(ERGO) – Internally displaced families living a precarious life in the southern Somali town of Baidoa have succeeded in purchasing their own plots of land to escape from the constant threat of eviction.
The communities in two IDP camps set up a scheme allowing people in the camp to deposit a fixed contribution each month into a basket fund to buy land for permanent homes.
Osman Sheikh Mohamed, the chairperson of Tawakal camp, hosting 157 displaced families, told Radio Ergo that it took them four months to collect $15,700 to buy a piece of land from the host community large enough to accommodate all the families.
“Every family paid $100 a month over a period of four months. The initiative came about after the families felt they urgently needed to become independent on their own land. This followed several experiences of being forced to move from one place to another because the host community did not want them to stay on certain land,” said Osman.

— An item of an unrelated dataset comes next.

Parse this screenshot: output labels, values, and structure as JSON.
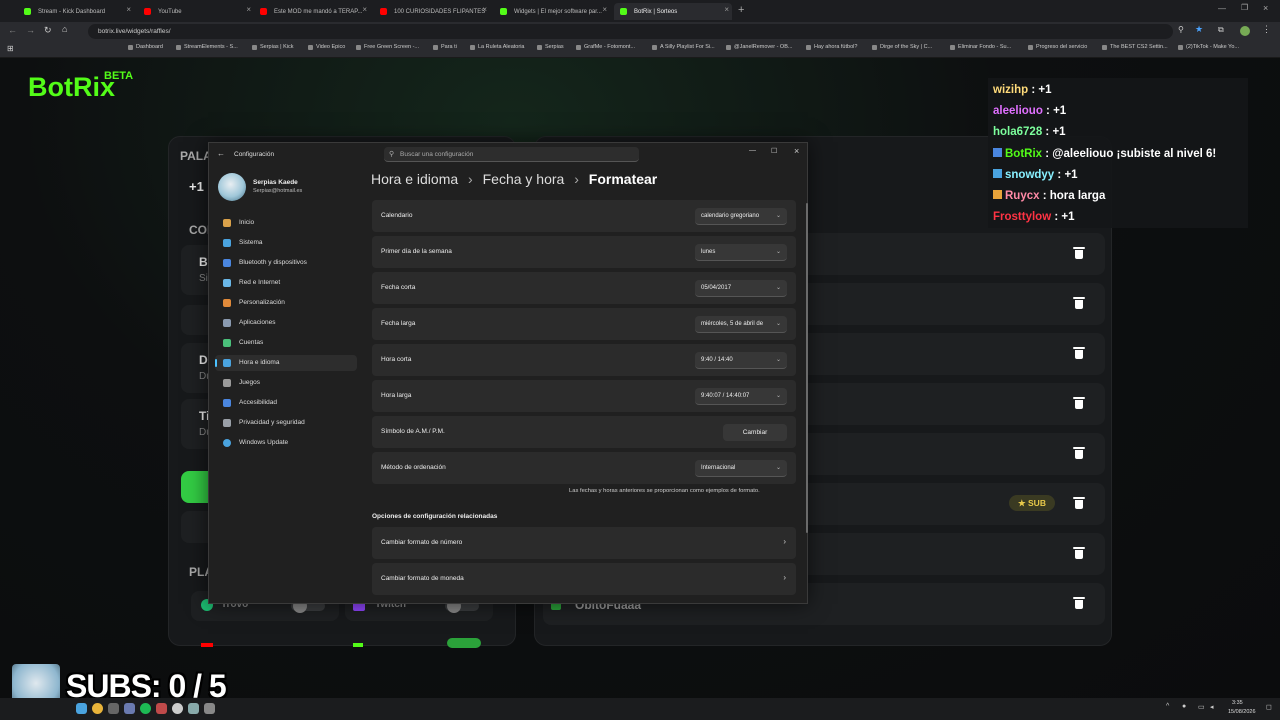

The 157 families from Tawakal camp have all moved out of the camp to settle on the newly bought plot of land, measuring 170 metres by 125 metres.

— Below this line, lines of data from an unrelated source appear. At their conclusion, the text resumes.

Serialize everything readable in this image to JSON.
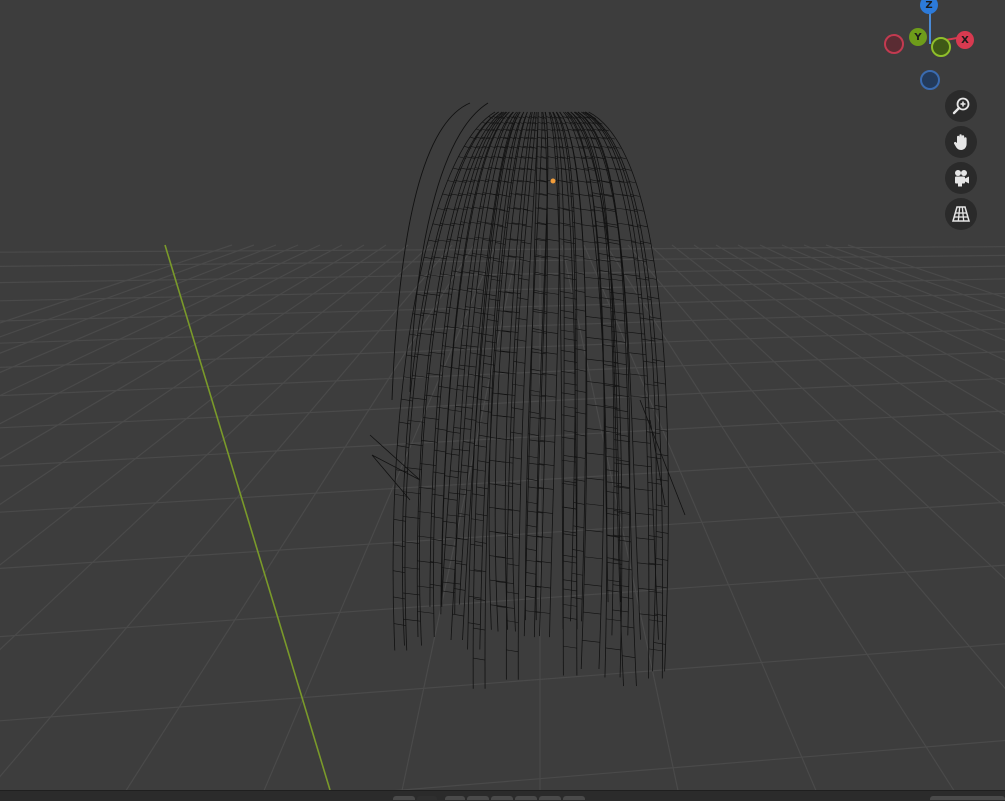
{
  "viewport": {
    "mode": "wireframe",
    "background_color": "#3d3d3d",
    "grid_color": "#4a4a4a",
    "y_axis_color": "#7a9a2a",
    "wire_color": "#111111",
    "origin_color": "#f29d3a"
  },
  "gizmo": {
    "z_label": "Z",
    "y_label": "Y",
    "x_label": "X",
    "z_color": "#2c7ad9",
    "y_color": "#6e9c1a",
    "x_color": "#d83a50"
  },
  "nav_tools": [
    {
      "icon": "zoom-icon"
    },
    {
      "icon": "hand-pan-icon"
    },
    {
      "icon": "camera-icon"
    },
    {
      "icon": "perspective-grid-icon"
    }
  ]
}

“We divided the piece of land among the families from the camp. Every family has received a plot big enough to put up a house,” stated Osman.
The Tawakal families originally came from villages in Bakol and Bay regions. None of them wants to return there. They were farmers and pastoralists, pushed into abject poverty by the prolonged drought of 2016-17, in which many herds of livestock were wiped out. Now they have no plans to go back to the villages.
Rahma Mohamed Ibrahim, a 36-year-old mother of six children, expressed her happiness at being able to move onto a plot of land where she can settle permanently.
“We have been evicted several times before but now I hope this will not happen again,” she said. “I contributed my $100 each month that I earned from casual jobs. I also saved some cash I got from Save the Children. I now have a six-metre plot to settle on!”
Shamso Sharif Isack said she had to sacrifice to make her cash contributions, but it was worth it to get her portion of land. She and her neighbours sold some of the relief supplies they received from the aid agencies to raise the cash, as they desperately wanted to buy the land.
“I came here from Gofgudud-Shabelow village one and half years ago. I really wanted to own my own piece of land, so we decided to put whatever little we had into purchasing our own plot and our dream has come true now,” she said.
Isack Adan Mohamud, leaders of another IDP camp in Baidoa, explained that a similar savings scheme had been initiated in his camp among the 118 displaced families.
They had managed to buy a plot of land measuring 320m2 with $5,664 contributions made by the families. Isack said the initiative would foster self-reliance among the displaced community.